Session 1733: Reusing and Showing: Boundaries between Re-Employment and Collecting of Medieval Sculpture during the Modern Age, 15th-18th Centuries

Thursday 7 July 2022, 14.15-15.45

Sponsor:Project 'MemId: Memoria e identità. Riuso, rilavorazione e riallestimento della scultura medievale in Età moderna, tra ricerca storica e nuove tecnologie'
Organisers:Antonella Dentamaro, Dipartimento di Architettura, Università degli Studi di Napoli - Federico II
Francesca Girelli, Dipartimento di Italianistica, Romanistica, Antichistica, Arti e Spettacolo, Università degli Studi di Genova
Moderator/Chair:Iliana Kasarska, Centre André Chastel (UMR 8150), Sorbonne Université, Paris
Paper 1733-aThe Post-Medieval Life of the Last Judgment Portal Sculptures at Reims Cathedral
(Language: English)
Jennifer M. Feltman, Department of Art & Art History, University of Alabama, Tuscaloosa
Index terms: Architecture - General, Architecture - Religious, Archives and Sources, Art History - Sculpture
Paper 1733-bMemory, Bourgeois Identity, and Civic Sense: Bonino da Campione's Artworks in Cremona and Their Reuse in the Modern Age
(Language: English)
Gigliola Gorio, Dipartimento di Lettere e Filosofia, Università degli Studi di Trento
Index terms: Architecture - General, Architecture - Religious, Archives and Sources, Art History - Sculpture
Paper 1733-cThe Medieval Taste for Antiquity as a Key for Reuse in a Modern Collection: Four Statues of Prophets in the Palazzo Medici Riccardi, Florence
(Language: English)
Aurora Corio, Dipartimento di Italianistica, Romanistica, Antichistica, Arti e Spettacolo, Università degli Studi di Genova
Index terms: Archives and Sources, Art History - Sculpture, Medievalism and Antiquarianism
Abstract

The 'long life' of medieval sculpture, through practices of reuse and rearrangement in the course of the subsequent centuries, represents a phenomenon of great cultural vitality to be investigated as a process, with its complex dynamics.
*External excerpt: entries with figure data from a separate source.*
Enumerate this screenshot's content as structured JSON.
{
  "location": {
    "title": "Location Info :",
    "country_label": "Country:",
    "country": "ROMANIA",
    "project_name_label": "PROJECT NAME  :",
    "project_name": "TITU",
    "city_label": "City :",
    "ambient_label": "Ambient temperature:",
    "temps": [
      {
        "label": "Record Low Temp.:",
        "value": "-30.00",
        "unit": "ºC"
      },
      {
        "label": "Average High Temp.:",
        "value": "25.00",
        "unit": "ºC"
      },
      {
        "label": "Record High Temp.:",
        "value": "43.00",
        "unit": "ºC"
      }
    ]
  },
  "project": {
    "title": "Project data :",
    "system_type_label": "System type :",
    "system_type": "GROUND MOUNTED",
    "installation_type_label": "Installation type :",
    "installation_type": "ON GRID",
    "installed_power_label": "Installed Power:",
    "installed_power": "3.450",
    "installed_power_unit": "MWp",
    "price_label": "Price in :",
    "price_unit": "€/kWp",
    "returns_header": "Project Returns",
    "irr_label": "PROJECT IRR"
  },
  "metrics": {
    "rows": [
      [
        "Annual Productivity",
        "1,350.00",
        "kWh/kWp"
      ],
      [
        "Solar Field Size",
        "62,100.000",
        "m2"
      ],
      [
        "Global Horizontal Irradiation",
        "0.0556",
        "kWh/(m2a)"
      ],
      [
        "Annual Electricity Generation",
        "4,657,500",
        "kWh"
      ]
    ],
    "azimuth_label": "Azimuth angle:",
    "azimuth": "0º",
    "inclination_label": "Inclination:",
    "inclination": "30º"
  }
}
The exposition of reused sculptures in decorative and monumental contexts of a certain complexity can sometimes be assimilated to a 'collection' of artworks, inspired by the desire to convey emblematic messages related to processes of social affirmation, cultural transformations, institutional claims. The papers of this session investigate the borders and permeability between 'reuse' and 'collecting' of medieval sculptures in the Modern Age through the analysis of significant case studies in Italy and France, also dealing with topics like reception and visibility, preservation of memory, collection of antiquities.